Davis’ approach to social studies and civics won him a Golden Apple Award for Excellence in Teaching this year. The Golden Apple Foundation organized a celebration to surprise Davis with the award at Westinghouse’s gymnasium with his students and colleagues.
Being recognized as one of the state’s top teachers has been a “great opportunity for me to reflect on what I’ve been doing as a teacher the past couple years,” Davis said.
Davis is among 10 winners of the prestigious statewide award, which includes a $5,000 prize and a spring sabbatical provided by Northwestern University.
David said he was proud to be recognized for his teaching strategy, which encourages students to “see an issue and think about how to fix it.”
“We’re getting them to recognize that the stuff they walk by, the abandoned buildings they walk by, there’s a reason that’s there. Then they can think about how to get rid of them. It’s hugely empowering,” Davis said.
Westinghouse Principal W. Terrell Burgess said he nominated Davis for his work tailoring social science lessons to be culturally relevant to students’ lives.

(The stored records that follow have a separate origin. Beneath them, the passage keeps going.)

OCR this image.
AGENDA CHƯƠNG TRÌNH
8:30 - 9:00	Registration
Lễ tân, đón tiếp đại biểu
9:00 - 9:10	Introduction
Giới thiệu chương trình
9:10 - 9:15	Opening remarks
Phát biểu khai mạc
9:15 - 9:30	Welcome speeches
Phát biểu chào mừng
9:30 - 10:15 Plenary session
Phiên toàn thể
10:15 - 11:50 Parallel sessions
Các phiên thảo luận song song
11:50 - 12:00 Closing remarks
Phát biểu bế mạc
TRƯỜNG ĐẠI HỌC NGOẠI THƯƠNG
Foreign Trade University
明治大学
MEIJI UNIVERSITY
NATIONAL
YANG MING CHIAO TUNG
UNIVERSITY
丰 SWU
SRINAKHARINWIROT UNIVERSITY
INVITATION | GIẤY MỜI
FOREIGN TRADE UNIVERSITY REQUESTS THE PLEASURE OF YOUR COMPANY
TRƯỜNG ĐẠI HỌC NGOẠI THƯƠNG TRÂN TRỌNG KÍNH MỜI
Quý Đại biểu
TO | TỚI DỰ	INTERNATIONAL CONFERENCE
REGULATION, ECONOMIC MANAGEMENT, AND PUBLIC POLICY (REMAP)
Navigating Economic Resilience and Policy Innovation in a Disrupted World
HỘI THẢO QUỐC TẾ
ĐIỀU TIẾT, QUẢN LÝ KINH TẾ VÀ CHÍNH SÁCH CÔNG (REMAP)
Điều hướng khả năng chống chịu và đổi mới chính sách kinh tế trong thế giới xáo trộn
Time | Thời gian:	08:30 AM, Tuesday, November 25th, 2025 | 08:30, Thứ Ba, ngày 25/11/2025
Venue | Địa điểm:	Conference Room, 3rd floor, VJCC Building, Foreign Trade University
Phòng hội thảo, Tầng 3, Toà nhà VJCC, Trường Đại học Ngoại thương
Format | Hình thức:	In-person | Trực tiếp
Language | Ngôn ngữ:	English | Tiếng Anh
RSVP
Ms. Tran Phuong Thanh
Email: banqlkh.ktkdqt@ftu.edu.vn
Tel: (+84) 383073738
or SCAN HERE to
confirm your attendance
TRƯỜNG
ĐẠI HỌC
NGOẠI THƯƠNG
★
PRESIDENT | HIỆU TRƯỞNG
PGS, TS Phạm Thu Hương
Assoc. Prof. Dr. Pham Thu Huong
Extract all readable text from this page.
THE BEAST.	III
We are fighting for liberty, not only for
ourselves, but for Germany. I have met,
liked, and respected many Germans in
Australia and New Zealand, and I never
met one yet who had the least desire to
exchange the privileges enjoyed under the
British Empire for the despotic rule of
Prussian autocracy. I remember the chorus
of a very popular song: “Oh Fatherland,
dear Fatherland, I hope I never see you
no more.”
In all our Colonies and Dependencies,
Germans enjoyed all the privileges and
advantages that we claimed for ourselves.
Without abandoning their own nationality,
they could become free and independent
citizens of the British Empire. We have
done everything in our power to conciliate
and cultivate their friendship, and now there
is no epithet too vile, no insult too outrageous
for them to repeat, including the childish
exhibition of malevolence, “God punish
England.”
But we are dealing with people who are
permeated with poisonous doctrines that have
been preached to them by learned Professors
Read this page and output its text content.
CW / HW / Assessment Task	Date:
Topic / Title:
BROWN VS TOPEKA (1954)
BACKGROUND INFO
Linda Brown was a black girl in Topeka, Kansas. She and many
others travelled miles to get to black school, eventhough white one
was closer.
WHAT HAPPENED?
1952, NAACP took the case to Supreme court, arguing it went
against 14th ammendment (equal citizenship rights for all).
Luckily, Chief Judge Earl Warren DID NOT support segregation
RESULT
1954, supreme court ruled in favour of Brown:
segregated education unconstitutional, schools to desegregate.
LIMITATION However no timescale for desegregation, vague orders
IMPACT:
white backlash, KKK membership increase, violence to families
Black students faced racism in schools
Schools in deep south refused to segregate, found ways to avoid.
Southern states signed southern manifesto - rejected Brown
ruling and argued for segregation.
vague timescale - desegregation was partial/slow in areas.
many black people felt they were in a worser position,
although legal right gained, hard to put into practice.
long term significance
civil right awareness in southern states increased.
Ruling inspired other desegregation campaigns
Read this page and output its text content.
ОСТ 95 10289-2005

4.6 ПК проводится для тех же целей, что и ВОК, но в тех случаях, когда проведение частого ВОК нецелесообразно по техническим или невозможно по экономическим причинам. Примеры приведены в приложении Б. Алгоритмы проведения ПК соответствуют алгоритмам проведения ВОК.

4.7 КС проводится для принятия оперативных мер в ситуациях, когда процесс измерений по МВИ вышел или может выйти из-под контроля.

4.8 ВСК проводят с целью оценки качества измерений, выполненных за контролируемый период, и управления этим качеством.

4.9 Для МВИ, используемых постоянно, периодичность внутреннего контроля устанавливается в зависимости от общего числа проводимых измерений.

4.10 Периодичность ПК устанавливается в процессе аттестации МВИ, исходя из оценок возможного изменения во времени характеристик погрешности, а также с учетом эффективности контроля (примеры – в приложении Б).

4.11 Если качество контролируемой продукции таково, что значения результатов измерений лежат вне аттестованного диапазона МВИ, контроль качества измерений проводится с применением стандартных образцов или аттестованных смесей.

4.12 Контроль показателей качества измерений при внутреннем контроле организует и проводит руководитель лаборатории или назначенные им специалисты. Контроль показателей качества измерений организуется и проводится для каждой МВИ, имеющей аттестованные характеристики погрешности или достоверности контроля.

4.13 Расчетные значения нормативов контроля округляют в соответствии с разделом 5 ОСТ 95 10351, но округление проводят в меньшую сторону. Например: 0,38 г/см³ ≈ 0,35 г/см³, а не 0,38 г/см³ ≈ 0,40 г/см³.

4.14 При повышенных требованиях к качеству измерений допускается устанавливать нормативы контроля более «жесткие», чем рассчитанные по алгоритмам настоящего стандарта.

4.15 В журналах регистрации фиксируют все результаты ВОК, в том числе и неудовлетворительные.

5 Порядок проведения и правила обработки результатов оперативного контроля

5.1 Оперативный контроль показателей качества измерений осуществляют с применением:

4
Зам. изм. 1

“I don’t remember learning about history in a way that connected to me and my lived experience. I always felt like an outsider in my history classes,” Burgess said. “Students shouldn’t feel like an outsider in their learning.”
Students are more likely to succeed when they feel invested in the material they are learning, Davis said.
“The first step is letting students know how things relate to us,” he said.
Davis’ approach to education is “not only teaching people about the past. It is also giving them the belief they can change things,” he said. “I’ve done huge things around students being active in the community and seen some tremendous results. I just created an atmosphere where they could show their full potential.”
Other teachers at Westinghouse benefit from Davis’ abilities as an educator, Burgess said. Davis is a natural leader who heads the school’s freshman-level team, where he has implemented academic support programs and mentored other teachers, the principal said.
As temporary social studies chair, Davis “singlehandedly changed the trajectory of that department,” in part by having “courageous conversations about the work that is needed to move us forward,” Burgess said.
“It wasn’t about making a name for himself. It was just that this is the work that needs to be done, and he was the one called to do it and willing to do the heavy lifting,” Burgess said.
Davis said his success as teacher continues a long tradition in his family as educators, dating back four generations. Practically every member of Davis’ family has been a teacher at some point, he said.
“This is my family business. I’ve had educators in the family since the late 1800s. For me to be up there is kind of a moment for all the educators in my family,” Davis said.